Even as Lucy (a shimmering Dakota Johnson), traverses the city alone, and calls herself a 'self-acknowledged celibate', she makes matches the way an accountant makes his balance sheet, ticking boxes, juggling numbers (heights! earnings! age!), reinforcing hope ('I believe in you'). Nine of her matches have culminated in marriages, a rarity, a celebration, and for her a triumph, in finding life partners for those, who had often given up hope of ever finding one. She knows which boxes to tick to get the hunting man to meet his searching girl. Her Maths of Dating was Perfect.
Till it no longer is.
A client's date goes horribly wrong, and, worse, she allows a crazily rich person, handsome to boot, the perfect potential client, who just doesn't tick a single box which would include her, to fall for her.
In a city as fluid and wanting as New York (hell, like every city where there are people!) the demands of living far outweigh loving. In its hurly burly insistences, everything needs its logos - logic, rationale, measure. Everything needs to have an ROI - time, engagement, love. As Lucy keeps saying "Marriage is a financial transaction." Maybe. Maybe, that's what it looks like when everything is considered to be measurable and measured.

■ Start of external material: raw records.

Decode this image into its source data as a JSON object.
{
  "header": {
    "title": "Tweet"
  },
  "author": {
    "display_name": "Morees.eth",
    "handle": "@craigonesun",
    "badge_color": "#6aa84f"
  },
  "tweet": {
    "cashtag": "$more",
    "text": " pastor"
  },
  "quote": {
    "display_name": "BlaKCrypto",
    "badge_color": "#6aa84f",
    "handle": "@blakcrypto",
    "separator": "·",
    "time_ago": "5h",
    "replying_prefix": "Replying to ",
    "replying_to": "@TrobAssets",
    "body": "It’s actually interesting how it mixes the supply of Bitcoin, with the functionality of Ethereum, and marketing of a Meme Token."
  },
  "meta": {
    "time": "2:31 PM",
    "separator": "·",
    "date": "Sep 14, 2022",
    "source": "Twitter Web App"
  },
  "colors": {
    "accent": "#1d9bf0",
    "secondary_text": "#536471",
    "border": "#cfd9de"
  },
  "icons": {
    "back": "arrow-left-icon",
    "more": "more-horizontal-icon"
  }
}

Because then our motives for seeking marriage become simple. Comfort, irrespective of lack of compatibility. Companionship, so we are not lonely. Hopeful, instead of feeling valued.

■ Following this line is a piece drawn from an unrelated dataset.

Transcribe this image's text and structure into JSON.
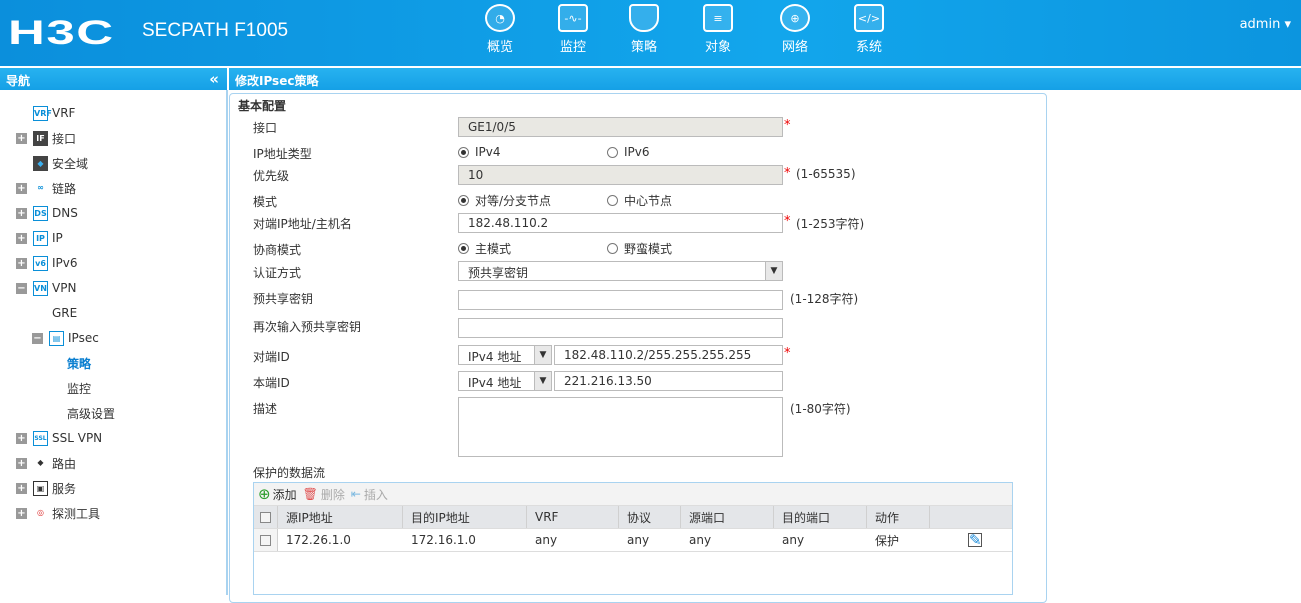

The tragedy of measuring everything is that when you yourself don't measure up to your exalted standards, you start collapsing inside yourself. You hate yourself, and think everyone who knows also hates you. Every thought is a feigning, because that's what lack does - it stops looking at things as they truly are.
It requires either a crisis or a clear soul to finally recognize that that one element, which is most critical in building a relationship, has to be on the table - love: the indeterminate thing never considered on a balance sheet. But Harry (a soft, rugged Pedro Pascal) - rich, entitled, alone - says that's the most difficult thing - because he can't ever see it happening to him. Lucy comforts him by saying it will be easy when it comes. Because love is a presence which will find him, rather than the other way around.
She scarcely believes what she says.
Till she learns something - you know love's presence when you pass through a crisis, and immediately think of that one person - though you might have just fought with him or thought you hated. It could be your matchmaker, or it could be your ex. But when the residual feeling inside you - irrespective of a breakup, irrespective of a fight, irrespective of a misunderstanding - refuses to go, then there is something which is burning brighter than logic.
And that's when you reach out, and do mad things, and finally know love's calling. And it manifests in the form of a John (a dishy Chris Evans) plaintively saying "When I see your face, I see wrinkles and children that look like you."
For too long, romance is dismissed on the altar of convenience (and rom-coms are dismissed as chick flicks, or 'girl shit' (as Lucy sarcastically retorts to John when he is dismissive of her job)). But at some point something infinitesimal and uninvited starts chipping away at the inherent cynicism inside us, and becomes a compass, turning us away from the thought that people get married only "because they're lonely and because they're hopeful".
That's when we realize our hearts are capable of finding their place of ease and fit. Even as our lives are still governed by numbers and tangibles.
Materialists moves from the aching longing of Past Lives, to find the unpredictability and certainty of love. But it does that through the bruising terrain of cynicism and the wistful confusion of being blinded to the obvious. Till you are not.
See Materialists twice. But after seeing Past Lives yet again.
Read my essay on the gorgeous Past Lives.
The film:
A young, ambitious New York City matchmaker finds herself torn between the perfect match and her imperfect ex.
Materialists seeks thoughtful resolutions to love's separations, whereas Past Lives talked of distances which are desperate to be covered. Whereas the latter is one of missed chances, the former is of almost-missed ones. Both movies are beautiful-looking, immaculately-acted, and inextricable from the cities they are based in. Both films leave you wistful and thoughtful, musing on your own misses, near-misses and settlements. Nothing in life is ever perfect - thank god some movies are.